Fraud | Anomaly Detection
Credit Card Fraud Detection in R: Best AUC Score 99.2%
Light GBM Model & Synthetic data points in an imbalanced dataset
What’s Light GBM
Light GBM is a high-performance gradient boosting (GBDT, GBRT, GBM or MART) framework and is used for classification, machine learning, and ranking related tasks.
Light GBM grows tree vertically while other algorithm grows trees horizontally.
Light GBM grows tree leaf-wise while other algorithm grows level-wise. Leaf with max delta loss grows. By growing the same leaf, a leaf-wise algorithm can reduce more loss than a level-wise algorithm.
Light GBM is gaining attention because of its speed (the name Light in Light GBM implies speed) and known to use low memory with focus on accuracy and supports GPU learning.
- Faster training speed and Higher efficiency
- Low memory usage
- Better accuracy
- Parallel and GPU learning support
- Large scale data handling with ease.
Generally, it’s not advisable to use Light GBM for small datasets due to overfitting concerns.
In this article, Light GBM on SMOTE dataset used to explore how AUC improves vs. original imbalanced dataset.
About the data
Data used for this example is from Kaggle — Credit Card Fraud Detection
The datasets contain transactions made by credit cards in September 2013 by European cardholders. This dataset presents transactions that occurred in two days, where we have 492 frauds out of 284,807 transactions.
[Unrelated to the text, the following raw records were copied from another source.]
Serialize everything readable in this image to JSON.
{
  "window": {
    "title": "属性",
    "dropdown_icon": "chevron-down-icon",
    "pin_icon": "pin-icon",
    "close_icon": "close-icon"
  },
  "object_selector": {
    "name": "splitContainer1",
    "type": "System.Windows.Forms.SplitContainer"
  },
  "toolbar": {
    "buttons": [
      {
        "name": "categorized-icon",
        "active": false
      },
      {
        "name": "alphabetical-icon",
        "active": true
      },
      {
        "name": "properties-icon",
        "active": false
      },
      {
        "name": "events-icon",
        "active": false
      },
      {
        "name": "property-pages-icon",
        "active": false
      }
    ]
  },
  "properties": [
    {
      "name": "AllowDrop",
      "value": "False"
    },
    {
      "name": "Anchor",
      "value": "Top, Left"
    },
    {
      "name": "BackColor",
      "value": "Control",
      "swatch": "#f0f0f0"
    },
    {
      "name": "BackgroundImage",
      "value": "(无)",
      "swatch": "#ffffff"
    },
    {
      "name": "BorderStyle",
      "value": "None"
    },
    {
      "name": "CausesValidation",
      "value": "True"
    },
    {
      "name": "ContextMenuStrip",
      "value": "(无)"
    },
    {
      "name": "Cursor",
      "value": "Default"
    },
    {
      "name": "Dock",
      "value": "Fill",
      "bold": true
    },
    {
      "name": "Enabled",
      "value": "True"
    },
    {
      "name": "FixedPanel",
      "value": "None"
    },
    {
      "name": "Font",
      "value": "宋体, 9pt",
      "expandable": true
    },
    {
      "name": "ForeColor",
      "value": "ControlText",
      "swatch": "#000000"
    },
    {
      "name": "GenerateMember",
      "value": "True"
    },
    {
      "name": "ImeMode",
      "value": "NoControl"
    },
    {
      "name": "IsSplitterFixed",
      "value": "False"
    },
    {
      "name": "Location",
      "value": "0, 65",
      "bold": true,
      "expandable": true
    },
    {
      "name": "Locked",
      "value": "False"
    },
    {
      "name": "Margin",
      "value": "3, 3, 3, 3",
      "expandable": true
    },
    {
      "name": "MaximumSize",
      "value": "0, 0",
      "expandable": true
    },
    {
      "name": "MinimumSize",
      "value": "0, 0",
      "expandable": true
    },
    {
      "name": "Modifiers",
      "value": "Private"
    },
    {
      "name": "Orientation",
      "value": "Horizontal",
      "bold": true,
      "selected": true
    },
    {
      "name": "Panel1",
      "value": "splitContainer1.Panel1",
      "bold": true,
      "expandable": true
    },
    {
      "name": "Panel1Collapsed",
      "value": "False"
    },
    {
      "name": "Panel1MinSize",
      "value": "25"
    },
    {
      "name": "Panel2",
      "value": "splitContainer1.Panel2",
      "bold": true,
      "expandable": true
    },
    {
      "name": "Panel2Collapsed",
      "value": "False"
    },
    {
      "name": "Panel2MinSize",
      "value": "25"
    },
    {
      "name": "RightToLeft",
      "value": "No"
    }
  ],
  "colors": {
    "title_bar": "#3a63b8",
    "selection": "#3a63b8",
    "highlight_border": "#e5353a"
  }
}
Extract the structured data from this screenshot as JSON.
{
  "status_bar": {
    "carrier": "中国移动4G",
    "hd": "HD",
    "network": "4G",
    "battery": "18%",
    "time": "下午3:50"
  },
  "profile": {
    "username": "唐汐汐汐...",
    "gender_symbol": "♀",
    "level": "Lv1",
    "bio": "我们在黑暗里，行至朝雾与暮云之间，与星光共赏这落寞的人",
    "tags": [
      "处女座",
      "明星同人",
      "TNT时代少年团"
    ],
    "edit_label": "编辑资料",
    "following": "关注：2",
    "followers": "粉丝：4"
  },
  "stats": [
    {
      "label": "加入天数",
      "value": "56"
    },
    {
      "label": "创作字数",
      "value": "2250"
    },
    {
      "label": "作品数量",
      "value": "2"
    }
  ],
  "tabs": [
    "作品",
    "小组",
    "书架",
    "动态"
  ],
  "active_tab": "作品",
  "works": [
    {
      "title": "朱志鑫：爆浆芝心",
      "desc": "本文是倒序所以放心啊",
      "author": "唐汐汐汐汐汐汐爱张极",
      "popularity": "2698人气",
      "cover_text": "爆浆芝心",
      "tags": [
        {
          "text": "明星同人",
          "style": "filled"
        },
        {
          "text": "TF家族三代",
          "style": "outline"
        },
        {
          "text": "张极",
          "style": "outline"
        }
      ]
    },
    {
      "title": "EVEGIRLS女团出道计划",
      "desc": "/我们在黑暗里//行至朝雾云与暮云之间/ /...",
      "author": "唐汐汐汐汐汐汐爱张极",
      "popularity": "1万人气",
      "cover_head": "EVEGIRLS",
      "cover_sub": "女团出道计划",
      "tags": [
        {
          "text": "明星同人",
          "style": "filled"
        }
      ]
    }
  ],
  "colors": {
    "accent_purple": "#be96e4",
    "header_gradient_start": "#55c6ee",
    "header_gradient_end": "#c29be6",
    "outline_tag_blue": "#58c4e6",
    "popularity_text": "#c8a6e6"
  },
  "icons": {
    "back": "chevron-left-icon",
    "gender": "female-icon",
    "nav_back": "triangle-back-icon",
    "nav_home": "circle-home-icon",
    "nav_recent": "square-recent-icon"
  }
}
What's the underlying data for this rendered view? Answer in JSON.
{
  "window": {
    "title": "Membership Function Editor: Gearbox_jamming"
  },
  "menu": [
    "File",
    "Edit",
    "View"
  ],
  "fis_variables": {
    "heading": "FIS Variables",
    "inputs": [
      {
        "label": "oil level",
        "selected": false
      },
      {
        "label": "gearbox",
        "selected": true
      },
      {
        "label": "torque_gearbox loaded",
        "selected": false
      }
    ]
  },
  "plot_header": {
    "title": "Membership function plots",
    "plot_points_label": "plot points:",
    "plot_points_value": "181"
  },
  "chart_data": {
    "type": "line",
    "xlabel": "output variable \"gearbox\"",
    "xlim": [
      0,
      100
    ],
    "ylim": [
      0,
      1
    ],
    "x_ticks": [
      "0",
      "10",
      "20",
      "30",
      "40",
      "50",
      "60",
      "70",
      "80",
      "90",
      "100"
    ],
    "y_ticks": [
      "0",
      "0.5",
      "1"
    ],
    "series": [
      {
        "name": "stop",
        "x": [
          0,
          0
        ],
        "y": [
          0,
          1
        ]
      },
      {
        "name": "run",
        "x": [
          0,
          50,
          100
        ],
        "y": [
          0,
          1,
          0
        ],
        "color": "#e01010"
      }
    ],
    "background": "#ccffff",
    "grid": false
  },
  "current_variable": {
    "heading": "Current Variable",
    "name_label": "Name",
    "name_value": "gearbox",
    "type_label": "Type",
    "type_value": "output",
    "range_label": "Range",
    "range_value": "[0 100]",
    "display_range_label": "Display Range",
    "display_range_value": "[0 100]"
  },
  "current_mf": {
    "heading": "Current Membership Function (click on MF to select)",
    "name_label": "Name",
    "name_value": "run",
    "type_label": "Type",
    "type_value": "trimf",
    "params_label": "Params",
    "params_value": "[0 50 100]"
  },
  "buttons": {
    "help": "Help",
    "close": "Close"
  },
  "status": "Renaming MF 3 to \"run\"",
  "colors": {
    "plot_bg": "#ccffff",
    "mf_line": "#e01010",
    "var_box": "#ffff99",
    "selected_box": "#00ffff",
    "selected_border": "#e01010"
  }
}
The dataset is highly unbalanced, the positive class (frauds) account for 0.172% of all transactions.
It contains only numerical input variables which are the result of a PCA transformation. Unfortunately, due to confidentiality issues, original features and more background information about the data was not provided.
Features V1, V2, … V28 are the principal components obtained with PCA, the only features which have not been transformed with PCA are ‘Time’ and ‘Amount’. Feature ‘Time’ contains the seconds elapsed between each transaction and the first transaction in the dataset.
The feature ‘Amount’ is the transaction Amount, this feature can be used for example-dependant cost-sensitive learning. Feature ‘Class’ is the response variable and it takes value 1 in case of fraud and 0 otherwise.
Accuracy of the model
Given the class imbalance ratio, It is recommended to measure the accuracy using the Area Under the Precision-Recall Curve (AUPRC). Confusion matrix accuracy is not meaningful for unbalanced classification. that Area Under the Precision-Recall Curve (AUPRC)
I have captured AUC here for this article for explanation purposes.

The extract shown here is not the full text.